Si, comme nous l’avons souligné plus tôt, la musicothérapie ne soigne pas, elle a néanmoins le pouvoir de calmer, canaliser, réduire l’anxiété ou encore jouer sur la plasticité cérébrale et donc l’apprentissage ou réapprentissage du patient. Ainsi, la musicothérapie s’avère utile, en complément de traitements médicaux bien entendu, chez les patients souffrant par exemple d’autisme ou bien de la maladie d’Alzheimer.


L’exemple d’Alzheimer

Il nous est probablement arrivé à tous d’écouter une musique qui ravive des souvenirs. Un tel phénomène a également été constaté sur des sujets atteints de la maladie d’Alzheimer selon une étude menée par des chercheurs de l’Université de McGill à Montréal. En effet, il a été démontré que la musicothérapie avait un réel impact cognitif sur des personnes souffrant d’Alzheimer, leur permettant entre autres de faire ressurgir des souvenirs enfouis, mais également de réduire anxiété et agitation. Ainsi, bien que la musicothérapie ne remplace pas un traitement médical, elle peut néanmoins améliorer la qualité de vie des personnes atteintes de cette maladie.

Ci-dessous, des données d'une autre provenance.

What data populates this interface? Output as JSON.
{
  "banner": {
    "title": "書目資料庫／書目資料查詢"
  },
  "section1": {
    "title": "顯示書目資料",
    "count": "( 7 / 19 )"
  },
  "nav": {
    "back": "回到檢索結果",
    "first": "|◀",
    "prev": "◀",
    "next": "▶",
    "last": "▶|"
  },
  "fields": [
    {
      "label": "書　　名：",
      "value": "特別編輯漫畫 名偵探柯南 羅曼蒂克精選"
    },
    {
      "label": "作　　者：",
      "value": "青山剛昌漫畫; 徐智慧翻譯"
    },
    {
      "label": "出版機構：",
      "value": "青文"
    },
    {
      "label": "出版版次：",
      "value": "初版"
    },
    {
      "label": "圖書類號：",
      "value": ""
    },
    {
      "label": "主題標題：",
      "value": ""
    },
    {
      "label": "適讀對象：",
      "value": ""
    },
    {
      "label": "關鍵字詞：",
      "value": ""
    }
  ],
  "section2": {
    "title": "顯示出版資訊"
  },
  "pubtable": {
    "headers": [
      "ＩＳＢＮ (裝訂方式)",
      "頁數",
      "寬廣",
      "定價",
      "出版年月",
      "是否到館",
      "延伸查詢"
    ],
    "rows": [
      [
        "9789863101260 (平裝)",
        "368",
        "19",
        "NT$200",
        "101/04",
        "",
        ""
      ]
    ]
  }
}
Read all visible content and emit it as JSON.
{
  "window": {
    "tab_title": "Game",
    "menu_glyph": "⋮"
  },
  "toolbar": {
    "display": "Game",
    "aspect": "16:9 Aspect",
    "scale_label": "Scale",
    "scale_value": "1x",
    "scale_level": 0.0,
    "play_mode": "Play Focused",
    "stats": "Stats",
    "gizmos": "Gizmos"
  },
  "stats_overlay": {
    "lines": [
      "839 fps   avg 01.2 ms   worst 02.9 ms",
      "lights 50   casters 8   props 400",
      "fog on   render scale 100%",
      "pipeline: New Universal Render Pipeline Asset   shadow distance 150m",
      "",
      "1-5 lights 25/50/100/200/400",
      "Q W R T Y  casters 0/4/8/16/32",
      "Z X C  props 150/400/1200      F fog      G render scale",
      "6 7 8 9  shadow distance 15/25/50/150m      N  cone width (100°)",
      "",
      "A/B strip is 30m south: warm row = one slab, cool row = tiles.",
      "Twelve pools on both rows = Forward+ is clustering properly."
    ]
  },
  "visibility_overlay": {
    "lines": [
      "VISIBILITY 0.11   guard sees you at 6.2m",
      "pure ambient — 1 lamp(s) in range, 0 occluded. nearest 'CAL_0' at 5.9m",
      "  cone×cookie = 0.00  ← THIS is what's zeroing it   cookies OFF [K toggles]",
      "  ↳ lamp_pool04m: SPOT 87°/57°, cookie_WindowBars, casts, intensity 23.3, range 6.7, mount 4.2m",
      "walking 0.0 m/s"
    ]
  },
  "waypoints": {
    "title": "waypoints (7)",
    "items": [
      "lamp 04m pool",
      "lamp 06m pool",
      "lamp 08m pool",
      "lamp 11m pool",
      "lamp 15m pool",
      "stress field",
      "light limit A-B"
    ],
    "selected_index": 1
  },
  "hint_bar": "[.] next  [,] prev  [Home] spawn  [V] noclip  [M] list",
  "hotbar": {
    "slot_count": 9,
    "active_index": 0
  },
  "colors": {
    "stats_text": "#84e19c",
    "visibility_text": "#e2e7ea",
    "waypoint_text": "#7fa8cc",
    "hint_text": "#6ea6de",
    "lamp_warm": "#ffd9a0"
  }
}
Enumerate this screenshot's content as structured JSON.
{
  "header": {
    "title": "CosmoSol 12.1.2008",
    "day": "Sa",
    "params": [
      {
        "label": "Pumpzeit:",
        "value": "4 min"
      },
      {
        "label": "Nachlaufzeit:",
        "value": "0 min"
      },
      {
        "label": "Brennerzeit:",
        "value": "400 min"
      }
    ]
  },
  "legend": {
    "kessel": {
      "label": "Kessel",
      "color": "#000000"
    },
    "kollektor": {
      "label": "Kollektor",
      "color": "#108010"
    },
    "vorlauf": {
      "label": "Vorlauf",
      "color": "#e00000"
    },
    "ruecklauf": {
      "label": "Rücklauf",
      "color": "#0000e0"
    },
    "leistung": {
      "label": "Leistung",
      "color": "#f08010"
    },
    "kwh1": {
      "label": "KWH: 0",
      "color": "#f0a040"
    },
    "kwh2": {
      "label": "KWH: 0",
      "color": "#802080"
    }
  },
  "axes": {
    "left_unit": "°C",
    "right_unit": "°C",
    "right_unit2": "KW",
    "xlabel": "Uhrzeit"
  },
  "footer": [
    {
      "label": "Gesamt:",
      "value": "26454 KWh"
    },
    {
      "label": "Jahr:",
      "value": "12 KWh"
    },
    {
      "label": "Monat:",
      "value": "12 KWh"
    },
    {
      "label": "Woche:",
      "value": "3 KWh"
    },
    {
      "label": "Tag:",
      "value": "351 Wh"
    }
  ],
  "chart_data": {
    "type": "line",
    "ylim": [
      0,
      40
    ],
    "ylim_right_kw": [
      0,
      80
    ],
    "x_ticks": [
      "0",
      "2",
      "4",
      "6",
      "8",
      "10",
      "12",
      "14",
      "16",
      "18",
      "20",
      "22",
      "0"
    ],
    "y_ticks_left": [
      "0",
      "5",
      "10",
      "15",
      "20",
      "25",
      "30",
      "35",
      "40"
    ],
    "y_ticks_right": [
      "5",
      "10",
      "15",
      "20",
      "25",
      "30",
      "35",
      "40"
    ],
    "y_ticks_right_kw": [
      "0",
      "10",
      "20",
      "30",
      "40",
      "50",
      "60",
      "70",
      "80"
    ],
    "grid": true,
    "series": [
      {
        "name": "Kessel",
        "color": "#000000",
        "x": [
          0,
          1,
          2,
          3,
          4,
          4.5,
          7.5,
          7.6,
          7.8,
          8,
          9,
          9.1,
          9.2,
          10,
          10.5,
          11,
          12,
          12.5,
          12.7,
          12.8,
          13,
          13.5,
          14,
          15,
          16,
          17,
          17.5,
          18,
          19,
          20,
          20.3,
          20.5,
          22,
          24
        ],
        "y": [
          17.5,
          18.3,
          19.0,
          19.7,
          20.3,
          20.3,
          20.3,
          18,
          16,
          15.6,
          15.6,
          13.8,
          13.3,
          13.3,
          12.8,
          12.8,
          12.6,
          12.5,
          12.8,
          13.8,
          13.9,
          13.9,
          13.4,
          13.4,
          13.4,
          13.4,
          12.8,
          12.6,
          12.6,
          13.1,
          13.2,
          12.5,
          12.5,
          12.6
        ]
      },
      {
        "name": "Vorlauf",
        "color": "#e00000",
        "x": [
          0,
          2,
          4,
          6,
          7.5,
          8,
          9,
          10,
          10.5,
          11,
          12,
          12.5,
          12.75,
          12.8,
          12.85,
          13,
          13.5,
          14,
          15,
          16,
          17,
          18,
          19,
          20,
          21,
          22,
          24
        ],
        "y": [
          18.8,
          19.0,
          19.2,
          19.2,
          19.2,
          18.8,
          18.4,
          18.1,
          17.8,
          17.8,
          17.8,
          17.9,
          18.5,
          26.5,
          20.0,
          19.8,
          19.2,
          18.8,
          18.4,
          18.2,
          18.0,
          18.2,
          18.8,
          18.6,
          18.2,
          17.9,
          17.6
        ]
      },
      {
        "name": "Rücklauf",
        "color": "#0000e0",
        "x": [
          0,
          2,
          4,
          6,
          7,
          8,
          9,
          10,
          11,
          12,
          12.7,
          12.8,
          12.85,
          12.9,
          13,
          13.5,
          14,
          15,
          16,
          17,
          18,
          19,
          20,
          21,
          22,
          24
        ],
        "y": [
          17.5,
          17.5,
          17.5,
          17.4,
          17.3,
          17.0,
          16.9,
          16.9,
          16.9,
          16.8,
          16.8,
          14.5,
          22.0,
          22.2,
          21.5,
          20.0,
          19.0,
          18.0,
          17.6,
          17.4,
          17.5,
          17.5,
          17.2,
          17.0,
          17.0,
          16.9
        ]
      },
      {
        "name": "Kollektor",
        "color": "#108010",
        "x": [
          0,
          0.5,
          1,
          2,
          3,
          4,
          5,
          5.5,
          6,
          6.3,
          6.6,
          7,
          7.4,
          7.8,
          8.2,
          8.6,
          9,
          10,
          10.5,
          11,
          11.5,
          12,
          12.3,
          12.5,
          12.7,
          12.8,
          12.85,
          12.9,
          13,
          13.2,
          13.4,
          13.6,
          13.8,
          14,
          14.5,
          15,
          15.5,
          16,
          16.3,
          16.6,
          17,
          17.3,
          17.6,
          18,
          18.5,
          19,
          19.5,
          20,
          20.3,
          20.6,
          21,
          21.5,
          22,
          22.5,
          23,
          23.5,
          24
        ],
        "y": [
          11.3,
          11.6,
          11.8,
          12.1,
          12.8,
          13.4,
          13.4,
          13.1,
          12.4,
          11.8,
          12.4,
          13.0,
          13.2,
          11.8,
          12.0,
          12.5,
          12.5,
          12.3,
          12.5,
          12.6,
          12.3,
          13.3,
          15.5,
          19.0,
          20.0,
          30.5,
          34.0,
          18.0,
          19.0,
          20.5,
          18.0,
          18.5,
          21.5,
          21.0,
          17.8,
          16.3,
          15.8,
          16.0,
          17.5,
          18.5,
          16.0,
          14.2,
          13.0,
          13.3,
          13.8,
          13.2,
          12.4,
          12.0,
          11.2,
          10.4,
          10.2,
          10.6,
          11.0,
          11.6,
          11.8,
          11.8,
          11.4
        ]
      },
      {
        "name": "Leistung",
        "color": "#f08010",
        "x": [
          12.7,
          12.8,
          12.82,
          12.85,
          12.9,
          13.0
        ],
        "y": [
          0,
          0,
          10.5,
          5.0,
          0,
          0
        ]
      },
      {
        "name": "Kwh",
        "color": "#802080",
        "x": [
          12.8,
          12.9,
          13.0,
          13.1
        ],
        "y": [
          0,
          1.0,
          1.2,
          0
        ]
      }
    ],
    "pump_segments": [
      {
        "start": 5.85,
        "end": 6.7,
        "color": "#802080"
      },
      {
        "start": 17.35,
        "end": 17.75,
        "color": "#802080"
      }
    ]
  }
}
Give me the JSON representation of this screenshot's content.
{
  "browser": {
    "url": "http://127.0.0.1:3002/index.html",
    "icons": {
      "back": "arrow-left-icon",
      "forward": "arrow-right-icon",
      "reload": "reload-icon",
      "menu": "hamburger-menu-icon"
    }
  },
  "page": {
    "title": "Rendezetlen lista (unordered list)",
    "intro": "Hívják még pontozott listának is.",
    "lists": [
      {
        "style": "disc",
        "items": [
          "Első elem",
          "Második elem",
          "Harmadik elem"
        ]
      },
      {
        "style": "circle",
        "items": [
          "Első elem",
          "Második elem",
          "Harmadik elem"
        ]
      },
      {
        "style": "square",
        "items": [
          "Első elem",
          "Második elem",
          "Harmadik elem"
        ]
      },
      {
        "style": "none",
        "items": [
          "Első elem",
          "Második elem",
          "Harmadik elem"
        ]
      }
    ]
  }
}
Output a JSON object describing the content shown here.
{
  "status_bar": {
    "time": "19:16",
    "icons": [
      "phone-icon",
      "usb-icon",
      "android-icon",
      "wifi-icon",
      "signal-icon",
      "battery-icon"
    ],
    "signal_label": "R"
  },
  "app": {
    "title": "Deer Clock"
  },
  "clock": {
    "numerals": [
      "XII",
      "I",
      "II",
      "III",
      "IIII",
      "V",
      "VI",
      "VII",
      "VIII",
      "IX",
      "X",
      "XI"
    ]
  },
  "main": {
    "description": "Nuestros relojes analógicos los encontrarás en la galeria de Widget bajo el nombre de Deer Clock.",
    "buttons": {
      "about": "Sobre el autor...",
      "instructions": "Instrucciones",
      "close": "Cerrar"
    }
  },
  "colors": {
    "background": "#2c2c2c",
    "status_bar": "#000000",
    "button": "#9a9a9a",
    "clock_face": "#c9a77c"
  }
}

Le pouvoir de la musique va même encore plus loin : une expérience réalisée dans une maison de retraite à Caen a démontré grâce à des ateliers musicaux que les personnes souffrant d’Alzheimer, même sous une forme avancée, avaient encore la capacité d’apprendre. 

Cependant, Hervé Platel nous invite à garder la tête froide : « Dans le cadre des maladies neuro-dégénératives – du type Alzheimer – la musicothérapie va en effet retarder les effets de la maladie, mais elle n’a pas d’impact sur la guérison en elle-même, la progression de la maladie est inévitable. Par contre, seule la musicothérapie réussit à activer les capacités résiduelles de la mémoire : alors que l’on a l’impression d’avoir les patients qui n’ont plus aucune mémoire, ils arrivent à retenir les mélodies nouvelles et sont capables de les reproduire, alors qu’ils n’en mémorisent pas les paroles. »

De quoi redonner tout de même un peu d’espoir grâce à quelques notes !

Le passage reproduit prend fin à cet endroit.